The lack of this behavioral change in corporations, she added, explained the disconnect between the continuing reported cases of human rights violations in the labor sector despite corporation believing that they had done all that was required from them to better assure labor rights protection.

Surina Ismail, head of sustainability IOI Corporation Berhad cultivates and processes oil palm and rubber, said that in her company, “we try to make sure that our workers have their own representation within what we call the employee consultative council so that they can voice their discomfort or whatever issues they have.”

But Kapoor said that while a lot of the efforts that companies were taking, was to try to have consultation groups, “that is not working because at the end of the day one of the other elephants in the room is the way in which foreign workers are considered, not only in the Malaysian context but also in the context of many companies, they are treated as foreign workers. Only as foreign workers, not always as human beings.” 

She said that consultation was great but she called on companies to help their workers to have access to independent services outside of the company where they were working in, with which they might feel more comfortable and secure to unload their grievance. They included their embassies and consulates, phone lines, help lines and even their unions at their home country.

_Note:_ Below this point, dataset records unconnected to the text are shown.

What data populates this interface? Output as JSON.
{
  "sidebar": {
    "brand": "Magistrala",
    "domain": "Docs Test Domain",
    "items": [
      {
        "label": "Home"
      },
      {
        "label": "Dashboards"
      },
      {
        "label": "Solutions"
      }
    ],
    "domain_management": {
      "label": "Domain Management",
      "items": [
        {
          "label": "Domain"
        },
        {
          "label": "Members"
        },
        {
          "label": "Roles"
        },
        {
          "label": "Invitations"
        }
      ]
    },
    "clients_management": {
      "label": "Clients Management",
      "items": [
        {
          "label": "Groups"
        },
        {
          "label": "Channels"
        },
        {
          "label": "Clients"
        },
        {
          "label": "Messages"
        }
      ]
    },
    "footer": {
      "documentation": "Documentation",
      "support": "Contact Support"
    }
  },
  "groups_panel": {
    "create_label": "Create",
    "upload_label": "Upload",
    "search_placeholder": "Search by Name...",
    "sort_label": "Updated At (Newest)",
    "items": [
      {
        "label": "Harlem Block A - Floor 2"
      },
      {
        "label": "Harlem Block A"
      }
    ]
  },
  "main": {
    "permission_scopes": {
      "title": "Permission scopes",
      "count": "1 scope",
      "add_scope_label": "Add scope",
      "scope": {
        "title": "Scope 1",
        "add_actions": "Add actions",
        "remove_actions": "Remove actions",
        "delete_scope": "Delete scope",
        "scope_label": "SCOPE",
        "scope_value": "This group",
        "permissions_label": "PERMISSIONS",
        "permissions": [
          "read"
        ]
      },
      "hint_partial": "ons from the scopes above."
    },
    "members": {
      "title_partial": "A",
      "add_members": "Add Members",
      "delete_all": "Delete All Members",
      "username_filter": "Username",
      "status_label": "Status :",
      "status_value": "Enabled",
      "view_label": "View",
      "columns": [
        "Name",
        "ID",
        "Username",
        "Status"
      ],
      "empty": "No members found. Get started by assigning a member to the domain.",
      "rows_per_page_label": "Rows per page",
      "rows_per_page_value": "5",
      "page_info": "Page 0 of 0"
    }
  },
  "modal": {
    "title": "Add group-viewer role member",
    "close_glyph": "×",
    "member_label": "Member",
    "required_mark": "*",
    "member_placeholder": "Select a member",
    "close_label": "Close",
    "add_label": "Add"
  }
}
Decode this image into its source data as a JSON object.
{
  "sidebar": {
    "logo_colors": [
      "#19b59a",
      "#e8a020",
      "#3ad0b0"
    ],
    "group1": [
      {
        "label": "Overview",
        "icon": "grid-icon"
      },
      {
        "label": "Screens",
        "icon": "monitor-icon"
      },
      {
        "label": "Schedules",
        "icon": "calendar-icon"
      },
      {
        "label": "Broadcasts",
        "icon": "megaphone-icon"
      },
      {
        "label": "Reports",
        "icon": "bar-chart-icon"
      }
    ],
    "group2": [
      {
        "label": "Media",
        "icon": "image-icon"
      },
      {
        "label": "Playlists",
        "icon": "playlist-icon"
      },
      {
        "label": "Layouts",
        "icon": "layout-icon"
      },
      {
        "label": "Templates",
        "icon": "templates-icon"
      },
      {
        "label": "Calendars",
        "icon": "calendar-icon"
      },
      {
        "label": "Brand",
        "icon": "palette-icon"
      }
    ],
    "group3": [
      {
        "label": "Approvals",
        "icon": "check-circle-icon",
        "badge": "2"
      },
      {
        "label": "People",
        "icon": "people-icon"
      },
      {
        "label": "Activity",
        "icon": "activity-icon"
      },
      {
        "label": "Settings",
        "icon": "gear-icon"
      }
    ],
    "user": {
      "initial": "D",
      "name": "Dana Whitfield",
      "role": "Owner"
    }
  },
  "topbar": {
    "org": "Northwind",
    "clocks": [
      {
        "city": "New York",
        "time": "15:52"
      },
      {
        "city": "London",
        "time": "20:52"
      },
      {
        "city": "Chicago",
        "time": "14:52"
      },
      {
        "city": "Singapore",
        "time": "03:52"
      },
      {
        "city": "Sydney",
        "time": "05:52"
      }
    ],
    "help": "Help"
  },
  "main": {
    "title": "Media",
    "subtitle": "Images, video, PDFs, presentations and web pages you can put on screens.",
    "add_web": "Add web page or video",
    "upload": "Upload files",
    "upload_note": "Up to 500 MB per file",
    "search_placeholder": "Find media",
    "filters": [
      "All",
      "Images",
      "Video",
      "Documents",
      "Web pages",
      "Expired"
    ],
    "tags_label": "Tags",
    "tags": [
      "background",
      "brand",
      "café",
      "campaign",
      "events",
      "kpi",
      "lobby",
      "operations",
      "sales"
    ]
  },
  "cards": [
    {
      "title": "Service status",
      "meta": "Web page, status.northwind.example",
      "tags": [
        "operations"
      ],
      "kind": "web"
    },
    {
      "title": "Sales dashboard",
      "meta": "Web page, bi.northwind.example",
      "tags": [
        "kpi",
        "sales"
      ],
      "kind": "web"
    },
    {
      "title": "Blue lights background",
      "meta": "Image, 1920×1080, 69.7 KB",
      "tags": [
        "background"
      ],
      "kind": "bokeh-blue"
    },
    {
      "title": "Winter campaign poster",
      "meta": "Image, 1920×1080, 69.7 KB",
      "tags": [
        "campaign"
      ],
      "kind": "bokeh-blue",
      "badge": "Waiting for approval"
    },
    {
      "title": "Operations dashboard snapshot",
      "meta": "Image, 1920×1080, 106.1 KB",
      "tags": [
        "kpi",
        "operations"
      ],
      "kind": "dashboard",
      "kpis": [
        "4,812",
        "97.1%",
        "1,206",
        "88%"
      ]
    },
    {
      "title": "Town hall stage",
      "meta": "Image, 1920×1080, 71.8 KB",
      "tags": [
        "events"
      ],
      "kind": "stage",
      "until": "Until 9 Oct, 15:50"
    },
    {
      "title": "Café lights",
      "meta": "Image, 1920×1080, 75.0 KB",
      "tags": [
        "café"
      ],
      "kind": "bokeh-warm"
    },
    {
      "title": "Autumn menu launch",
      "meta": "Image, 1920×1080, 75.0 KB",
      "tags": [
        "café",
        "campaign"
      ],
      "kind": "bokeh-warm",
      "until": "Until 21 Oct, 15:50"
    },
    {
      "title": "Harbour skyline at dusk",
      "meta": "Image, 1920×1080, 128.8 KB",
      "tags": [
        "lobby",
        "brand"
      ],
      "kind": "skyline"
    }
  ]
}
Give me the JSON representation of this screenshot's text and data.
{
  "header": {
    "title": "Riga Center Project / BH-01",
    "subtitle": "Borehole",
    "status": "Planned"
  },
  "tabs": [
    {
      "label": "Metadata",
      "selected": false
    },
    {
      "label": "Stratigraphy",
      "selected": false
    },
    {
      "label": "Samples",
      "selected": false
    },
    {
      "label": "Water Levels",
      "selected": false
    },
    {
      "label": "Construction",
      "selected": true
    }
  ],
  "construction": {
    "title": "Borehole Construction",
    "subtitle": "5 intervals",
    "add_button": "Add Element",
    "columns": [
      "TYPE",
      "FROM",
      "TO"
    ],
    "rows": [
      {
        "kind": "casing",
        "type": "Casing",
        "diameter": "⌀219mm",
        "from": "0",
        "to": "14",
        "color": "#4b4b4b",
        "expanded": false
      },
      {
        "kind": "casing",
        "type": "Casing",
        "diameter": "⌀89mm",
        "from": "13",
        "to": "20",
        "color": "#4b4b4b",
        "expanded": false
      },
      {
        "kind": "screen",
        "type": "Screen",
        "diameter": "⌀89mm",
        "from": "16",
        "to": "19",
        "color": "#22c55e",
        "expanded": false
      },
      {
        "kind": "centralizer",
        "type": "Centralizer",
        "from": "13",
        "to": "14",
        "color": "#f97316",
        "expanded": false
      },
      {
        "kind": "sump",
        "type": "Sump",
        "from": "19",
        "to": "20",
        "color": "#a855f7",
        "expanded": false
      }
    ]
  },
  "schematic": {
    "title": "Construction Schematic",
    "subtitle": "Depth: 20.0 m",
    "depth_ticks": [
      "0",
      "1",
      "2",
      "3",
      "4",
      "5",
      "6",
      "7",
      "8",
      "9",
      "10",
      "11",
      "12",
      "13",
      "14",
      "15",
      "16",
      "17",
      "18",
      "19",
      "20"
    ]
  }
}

“These are the kind of services that workers need to have access to, outside of the companies that they are working for,” Kapoor said.

Ismail said that IOI was addressing one of the main issue behind the problems faced by many workers once they start working in foreign countries, in foreign environments and cultures — their recruitment overseas. Joseph added that both sending and receiving countries have very corrupt practices in this regard and that “middleman, middlewomen, agencies can put in their hands and try some tricks” on the applicants.

IOI, she said also has set up policies for the recruitment of migrant workers that were aimed at making sure that not only the applicants had no fee whatsoever to pay in order to get recruited, that they understood what type of work and environment they were going to face in Malaysia, and that they fully understood the terms of their contracts. 

These efforts that were hoped to minimize the problems the migrant workers would have once they worked in Malaysia, were mostly done in their country of origin by representatives of their own country in their own language.

For Kapoor, one of the main recommendations after conducting the Embode study was to make sure that the workers themselves were better consulted.

“It is one of the elephants in the room really, we are all talking about migrant workers but how often do we actually talk to migrant workers themselves, how often are they consulted. Even in public media we often see articles about migrant workers situations but we hardly ever see, I mean in the Malaysian context, real consultation of workers.